Fazla sayıdaki radyoaktif atomlar istatistiğin yasalarına tabi iken, tek bir atom çekirdeğinin bozunmasının kesin anı önceden bilinemez. Bu temel belirsizlik, bütün atomsal ve atomaltı fenomenleri kapsamına alır ve onları açıklamak için ortak duyuya ait inançların radikal bir revizyonuna gerek duyar. Önce, bu yüzyılın ilk döneminde atomsal belirsizlik keşfedilmişti.409 Bu, kuramın kurucularından olan Heisenberg’in meşhur belirsizlik ilkesinden kaynaklanmaktadır. İlke bir atomun ya da elektronun veya herneyse, tuttuğu yeri, bir ve aynı zamanda nasıl hareket ettiğini bilemeyeceğinizi söyler. Sadece onu bilemeyeceğinizi değil, ama olan belirli bir yer ve hareketle, bir atomun tamamen kavranılmasının da anlamsız olduğunu söyler. Bohr’a göre, atomun belirsiz ve bulutumsu dünyası, sadece gözlem yapıldığı zaman somut gerçekliği güçlendirir. Bir gözlemin yokluğunda atom bir hayalettir.410

Kuantum kuramının akıl karıştırıcı özelliklerini çoğu, zihin-beden ikiliğini hatırlatan, dalga-parçacık ikiliği, görülmemiş bir dille anlaşılabilir. Bu fikre göre, elektron ya da foton gibi mikroskopik bir varlık bazen bir parçacık bazen de bir dalga gibi davranır; o seçilen deneyin türüne bağlıdır. Bir parçacık dalgadan bütünüyle farklı bir canlıdır: Oysa ki, ayrılabilir ve savrulabilir, şekilsiz bir kargaşalık olan bir dalga, yoğunlaşmış maddenin bir parçasıdır. Bir şey nasıl her ikisi de olabiliyor? 411 Kuantum dalgası bir olasılık dalgasıdır. O, enerji ve rotasyon gibi bir nitelik hakkında, onun sahip olabileceği hangi şansın, bir parçacık olduğunu bekleyebileceğimizi anlatır.
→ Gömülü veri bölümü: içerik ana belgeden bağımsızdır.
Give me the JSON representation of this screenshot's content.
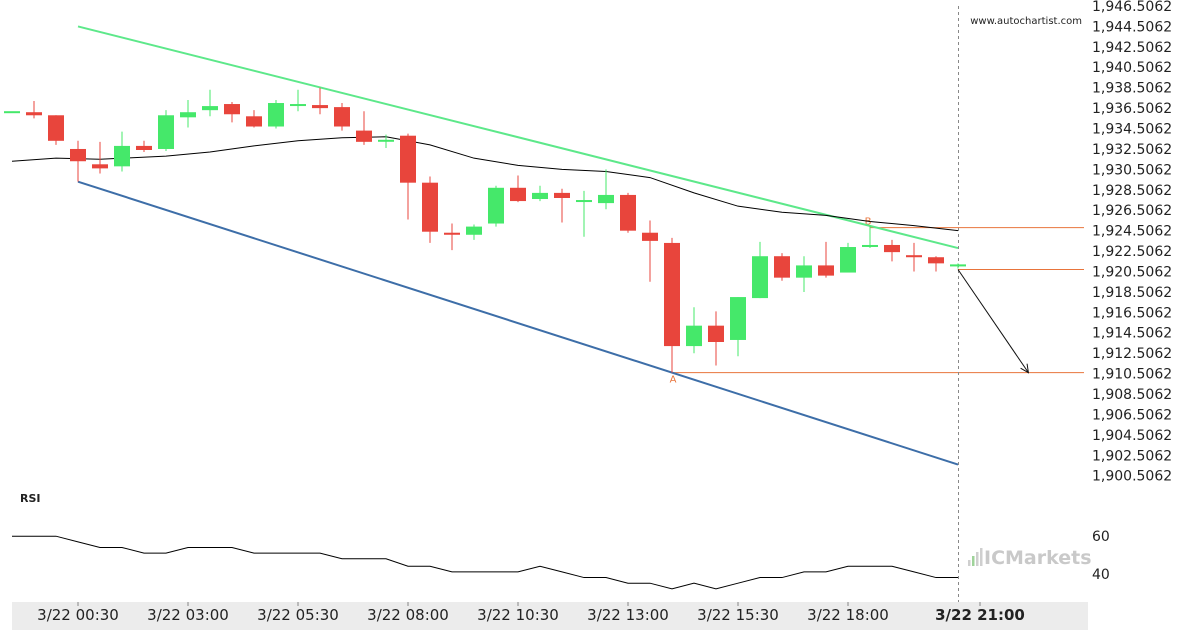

Dalga, böylelikle doğasında var olan belirsizliği ve kuantum etkeninin önceden bilinemezliğini kapsamaktadır.

Kuantum kuramı şu kabuller üzerine kurulmuştur:

409 Davies, Tanrı ve Yeni Fizik, s. 203. 410 Davies, Tanrı ve Yeni Fizik, s. 205. 411 Davies, Tanrı ve Yeni Fizik, s. 213.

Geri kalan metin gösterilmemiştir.